On some targets, gdb can access operating system-specific information and show it to you. The types of information available will differ depending on the type of operating system running on the target. The mechanism used to fetch the data is described in Operating System Information. For remote targets, this functionality depends on the remote stub's support of the ‘qXfer:osdata:read’ packet, see qXfer osdata read.

info os infotype
Display OS information of the requested type.
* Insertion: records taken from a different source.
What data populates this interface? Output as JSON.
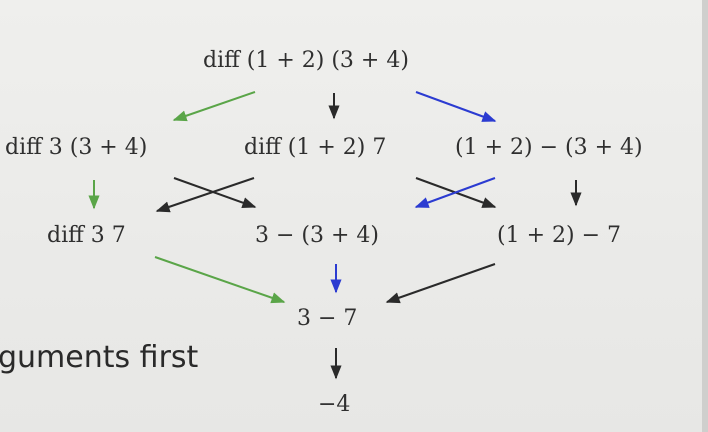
{
  "colors": {
    "green": "#5aa548",
    "blue": "#2b3bd1",
    "black": "#2a2a2a",
    "text": "#2f2f2f"
  },
  "nodes": {
    "root": "diff (1 + 2) (3 + 4)",
    "left1": "diff 3 (3 + 4)",
    "mid1": "diff (1 + 2) 7",
    "right1": "(1 + 2) − (3 + 4)",
    "left2": "diff 3 7",
    "mid2": "3 − (3 + 4)",
    "right2": "(1 + 2) − 7",
    "level3": "3 − 7",
    "result": "−4"
  },
  "caption": "guments first"
}
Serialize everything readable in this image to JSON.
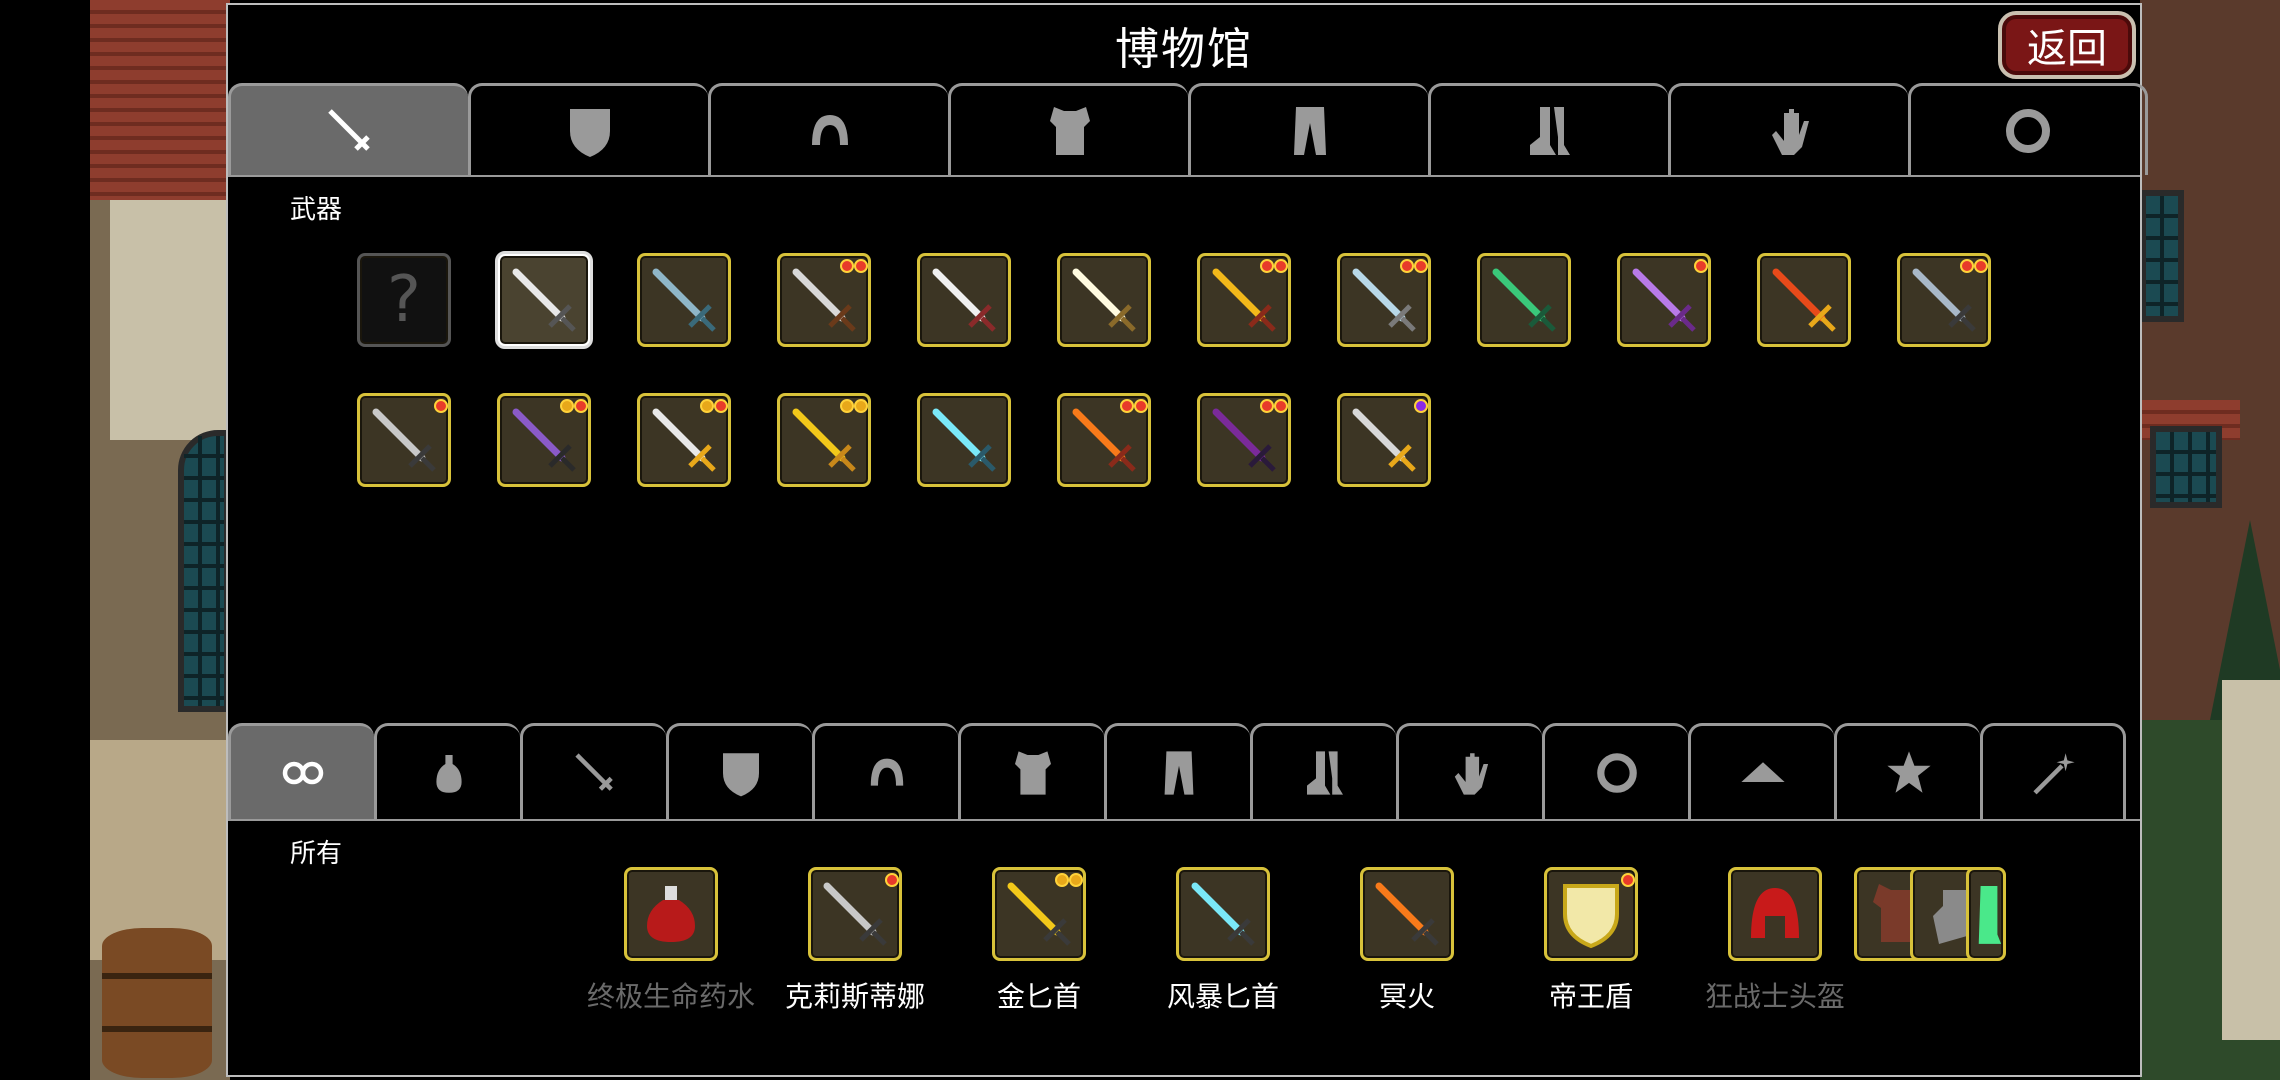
{
  "title": "博物馆",
  "back_button": "返回",
  "top_tabs": {
    "active_label": "武器",
    "icons": [
      "sword-icon",
      "shield-icon",
      "helmet-icon",
      "armor-icon",
      "pants-icon",
      "boots-icon",
      "glove-icon",
      "ring-icon"
    ]
  },
  "weapons": [
    {
      "unknown": true,
      "blade": "#777777",
      "gems": []
    },
    {
      "blade": "#e8e8e8",
      "hilt": "#555555",
      "gems": [],
      "selected": true
    },
    {
      "blade": "#8fb6c8",
      "hilt": "#3a6a7a",
      "gems": []
    },
    {
      "blade": "#d8d8d8",
      "hilt": "#6a3a1a",
      "gems": [
        "#e83a2a",
        "#e83a2a"
      ]
    },
    {
      "blade": "#f0f0f0",
      "hilt": "#8a2a2a",
      "gems": []
    },
    {
      "blade": "#fffbe0",
      "hilt": "#8a6a2a",
      "gems": []
    },
    {
      "blade": "#f2b81a",
      "hilt": "#8a2a1a",
      "gems": [
        "#e83a2a",
        "#e83a2a"
      ]
    },
    {
      "blade": "#b8d8e8",
      "hilt": "#7a7a7a",
      "gems": [
        "#e83a2a",
        "#e83a2a"
      ]
    },
    {
      "blade": "#3ac87a",
      "hilt": "#1a5a3a",
      "gems": []
    },
    {
      "blade": "#b87ae8",
      "hilt": "#6a2a8a",
      "gems": [
        "#e83a2a"
      ]
    },
    {
      "blade": "#e84a1a",
      "hilt": "#e8a81a",
      "gems": []
    },
    {
      "blade": "#a8b8c8",
      "hilt": "#3a3a3a",
      "gems": [
        "#e83a2a",
        "#e83a2a"
      ]
    },
    {
      "blade": "#c8c8c8",
      "hilt": "#3a3a3a",
      "gems": [
        "#e83a2a"
      ]
    },
    {
      "blade": "#8a5ac8",
      "hilt": "#2a2a2a",
      "gems": [
        "#e8a81a",
        "#e83a2a"
      ]
    },
    {
      "blade": "#e8e8e8",
      "hilt": "#e8a81a",
      "gems": [
        "#e8a81a",
        "#e83a2a"
      ]
    },
    {
      "blade": "#f2c81a",
      "hilt": "#c8881a",
      "gems": [
        "#e8a81a",
        "#e8a81a"
      ]
    },
    {
      "blade": "#7ae8f8",
      "hilt": "#2a5a6a",
      "gems": []
    },
    {
      "blade": "#f87a1a",
      "hilt": "#8a2a1a",
      "gems": [
        "#e83a2a",
        "#e83a2a"
      ]
    },
    {
      "blade": "#7a2a9a",
      "hilt": "#2a1a3a",
      "gems": [
        "#e83a2a",
        "#e83a2a"
      ]
    },
    {
      "blade": "#d8d8d8",
      "hilt": "#e8a81a",
      "gems": [
        "#8a2ae8"
      ]
    }
  ],
  "bottom_tabs": {
    "active_label": "所有",
    "icons": [
      "infinity-icon",
      "potion-icon",
      "sword-icon",
      "shield-icon",
      "helmet-icon",
      "armor-icon",
      "pants-icon",
      "boots-icon",
      "glove-icon",
      "ring-icon",
      "hat-icon",
      "star-icon",
      "wand-icon"
    ]
  },
  "items": [
    {
      "name": "终极生命药水",
      "dim": true,
      "kind": "potion",
      "color": "#b81a1a",
      "gems": []
    },
    {
      "name": "克莉斯蒂娜",
      "dim": false,
      "kind": "sword",
      "color": "#c8c8c8",
      "gems": [
        "#e83a2a"
      ]
    },
    {
      "name": "金匕首",
      "dim": false,
      "kind": "sword",
      "color": "#f2c81a",
      "gems": [
        "#e8a81a",
        "#e8a81a"
      ]
    },
    {
      "name": "风暴匕首",
      "dim": false,
      "kind": "sword",
      "color": "#7ae8f8",
      "gems": []
    },
    {
      "name": "冥火",
      "dim": false,
      "kind": "sword",
      "color": "#f87a1a",
      "gems": []
    },
    {
      "name": "帝王盾",
      "dim": false,
      "kind": "shield",
      "color": "#f2e8a8",
      "gems": [
        "#e83a2a"
      ]
    },
    {
      "name": "狂战士头盔",
      "dim": true,
      "kind": "helmet",
      "color": "#c81a1a",
      "gems": []
    }
  ]
}
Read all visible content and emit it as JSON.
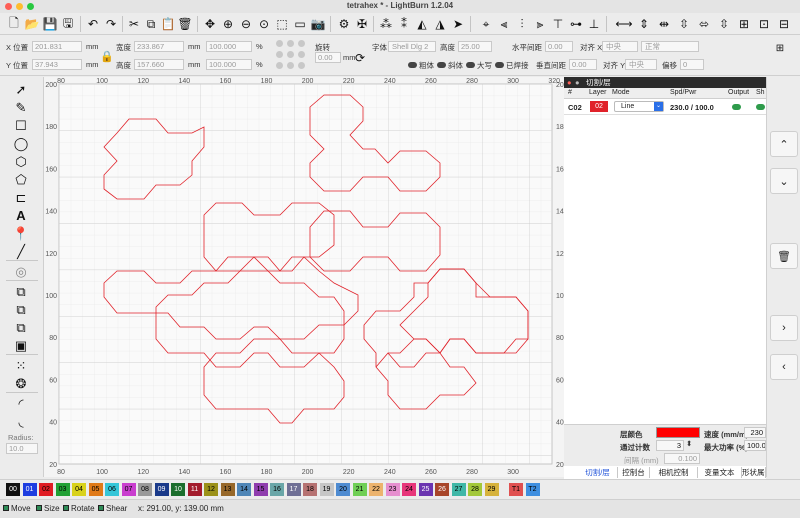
{
  "window": {
    "title": "tetrahex * - LightBurn 1.2.04"
  },
  "toolbar": {
    "icons": [
      "new-file-icon",
      "open-file-icon",
      "save-icon",
      "save-as-icon",
      "cut-icon",
      "copy-icon",
      "paste-icon",
      "delete-icon",
      "move-icon",
      "zoom-in-icon",
      "zoom-out-icon",
      "zoom-fit-icon",
      "frame-icon",
      "camera-icon",
      "settings-icon",
      "tools-icon",
      "group-icon",
      "ungroup-icon",
      "send-icon",
      "align-icon"
    ]
  },
  "numeric": {
    "x_label": "X 位置",
    "x_value": "201.831",
    "x_unit": "mm",
    "y_label": "Y 位置",
    "y_value": "37.943",
    "y_unit": "mm",
    "w_label": "宽度",
    "w_value": "233.867",
    "w_unit": "mm",
    "h_label": "高度",
    "h_value": "157.660",
    "h_unit": "mm",
    "pw_value": "100.000",
    "ph_value": "100.000",
    "pct": "%",
    "rotate_label": "旋转",
    "rotate_value": "0.00",
    "rotate_unit": "mm",
    "font_label": "字体",
    "font_value": "Shell Dlg 2",
    "height_label": "高度",
    "height_value": "25.00",
    "hspace_label": "水平间距",
    "hspace_value": "0.00",
    "align_x_label": "对齐 X",
    "align_x_value": "中央",
    "normal_value": "正常",
    "vspace_label": "垂直间距",
    "vspace_value": "0.00",
    "align_y_label": "对齐 Y",
    "align_y_value": "中央",
    "offset_label": "偏移",
    "offset_value": "0",
    "bold_label": "粗体",
    "italic_label": "斜体",
    "upper_label": "大写",
    "welded_label": "已焊接"
  },
  "lefttools": [
    "select-icon",
    "edit-nodes-icon",
    "rectangle-icon",
    "ellipse-icon",
    "polygon-icon",
    "draw-lines-icon",
    "position-laser-icon",
    "text-icon",
    "pin-icon",
    "measure-icon",
    "offset-icon",
    "boolean-union-icon",
    "boolean-subtract-icon",
    "boolean-intersect-icon",
    "weld-icon",
    "array-grid-icon",
    "circular-array-icon",
    "corner-round-icon",
    "corner-radius-icon"
  ],
  "radius": {
    "label": "Radius:",
    "value": "10.0"
  },
  "ruler": {
    "x_top": [
      "80",
      "100",
      "120",
      "140",
      "160",
      "180",
      "200",
      "220",
      "240",
      "260",
      "280",
      "300",
      "320"
    ],
    "x_bottom": [
      "80",
      "100",
      "120",
      "140",
      "160",
      "180",
      "200",
      "220",
      "240",
      "260",
      "280",
      "300"
    ],
    "y": [
      "200",
      "180",
      "160",
      "140",
      "120",
      "100",
      "80",
      "60",
      "40",
      "20"
    ]
  },
  "panel": {
    "header": "切割/层",
    "col_num": "#",
    "col_layer": "Layer",
    "col_mode": "Mode",
    "col_spd": "Spd/Pwr",
    "col_output": "Output",
    "col_show": "Sh",
    "row": {
      "num": "C02",
      "layer": "02",
      "mode": "Line",
      "spd": "230.0 / 100.0"
    },
    "layer_color_label": "层颜色",
    "speed_label": "速度 (mm/m)",
    "speed_value": "230",
    "passes_label": "通过计数",
    "passes_value": "3",
    "maxpower_label": "最大功率 (%)",
    "maxpower_value": "100.00",
    "interval_label": "间隔 (mm)",
    "interval_value": "0.100",
    "tabs": [
      "切割/层",
      "控制台",
      "相机控制",
      "变量文本",
      "形状属性"
    ]
  },
  "palette": {
    "colors": [
      {
        "label": "00",
        "color": "#111111"
      },
      {
        "label": "01",
        "color": "#1d3de0"
      },
      {
        "label": "02",
        "color": "#e01c24"
      },
      {
        "label": "03",
        "color": "#22a135"
      },
      {
        "label": "04",
        "color": "#d9d21b"
      },
      {
        "label": "05",
        "color": "#e07a18"
      },
      {
        "label": "06",
        "color": "#35c6d8"
      },
      {
        "label": "07",
        "color": "#c93ecf"
      },
      {
        "label": "08",
        "color": "#9a9a9a"
      },
      {
        "label": "09",
        "color": "#1a3a8a"
      },
      {
        "label": "10",
        "color": "#1c6e2d"
      },
      {
        "label": "11",
        "color": "#a31c2c"
      },
      {
        "label": "12",
        "color": "#9b9119"
      },
      {
        "label": "13",
        "color": "#97682a"
      },
      {
        "label": "14",
        "color": "#4f86b7"
      },
      {
        "label": "15",
        "color": "#8f3dae"
      },
      {
        "label": "16",
        "color": "#6aa6a8"
      },
      {
        "label": "17",
        "color": "#6f6f95"
      },
      {
        "label": "18",
        "color": "#b67272"
      },
      {
        "label": "19",
        "color": "#c6c6c6"
      },
      {
        "label": "20",
        "color": "#4e8bd1"
      },
      {
        "label": "21",
        "color": "#6fcf55"
      },
      {
        "label": "22",
        "color": "#ecb36d"
      },
      {
        "label": "23",
        "color": "#e68fcf"
      },
      {
        "label": "24",
        "color": "#e7367a"
      },
      {
        "label": "25",
        "color": "#6b35b0"
      },
      {
        "label": "26",
        "color": "#a8462a"
      },
      {
        "label": "27",
        "color": "#3fb7a7"
      },
      {
        "label": "28",
        "color": "#a3c83a"
      },
      {
        "label": "29",
        "color": "#d6b23c"
      },
      {
        "label": "T1",
        "color": "#e05050"
      },
      {
        "label": "T2",
        "color": "#3f8fe0"
      }
    ]
  },
  "status": {
    "move": "Move",
    "size": "Size",
    "rotate": "Rotate",
    "shear": "Shear",
    "coords": "x: 291.00, y: 139.00 mm"
  }
}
On gnu/Linux, the following values of infotype are valid:

cpus
Display the list of all CPUs/cores. For each CPU/core, gdb prints the available fields from /proc/cpuinfo. For each supported architecture different fields are available. Two common entries are processor which gives CPU number and bogomips; a system constant that is calculated during kernel initialization.


files
Display the list of open file descriptors on the target. For each file descriptor, gdb prints the identifier of the process owning the descriptor, the command of the owning process, the value of the descriptor, and the target of the descriptor.


modules
Display the list of all loaded kernel modules on the target. For each module, gdb prints the module name, the size of the module in bytes, the number of times the module is used, the dependencies of the module, the status of the module, and the address of the loaded module in memory.


msg
Display the list of all System V message queues on the target. For each message queue, gdb prints the message queue key, the message queue identifier, the access permissions, the current number of bytes on the queue, the current number of messages on the queue, the processes that last sent and received a message on the queue, the user and group of the owner and creator of the message queue, the times at which a message was last sent and received on the queue, and the time at which the message queue was last changed.


processes
Display the list of processes on the target. For each process, gdb prints the process identifier, the name of the user, the command corresponding to the process, and the list of processor cores that the process is currently running on. (To understand what these properties mean, for this and the following info types, please consult the general gnu/Linux documentation.)


procgroups
Display the list of process groups on the target. For each process, gdb prints the identifier of the process group that it belongs to, the command corresponding to the process group leader, the process identifier, and the command line of the process. The list is sorted first by the process group identifier, then by the process identifier, so that processes belonging to the same process group are grouped together and the process group leader is listed first.


semaphores
Display the list of all System V semaphore sets on the target. For each semaphore set, gdb prints the semaphore set key, the semaphore set identifier, the access permissions, the number of semaphores in the set, the user and group of the owner and creator of the semaphore set, and the times at which the semaphore set was operated upon and changed.


shm
Display the list of all System V shared-memory regions on the target. For each shared-memory region, gdb prints the region key, the shared-memory identifier, the access permissions, the size of the region, the process that created the region, the process that last attached to or detached from the region, the current number of live attaches to the region, and the times at which the region was last attached to, detach from, and changed.


sockets
Display the list of Internet-domain sockets on the target. For each socket, gdb prints the address and port of the local and remote endpoints, the current state of the connection, the creator of the socket, the IP address family of the socket, and the type of the connection.


threads
Display the list of threads running on the target. For each thread, gdb prints the identifier of the process that the thread belongs to, the command of the process, the thread identifier, and the processor core that it is currently running on. The main thread of a process is not listed.

info os
If infotype is omitted, then list the possible values for infotype and the kind of OS information available for each infotype. If the target does not return a list of possible types, this command will report an error.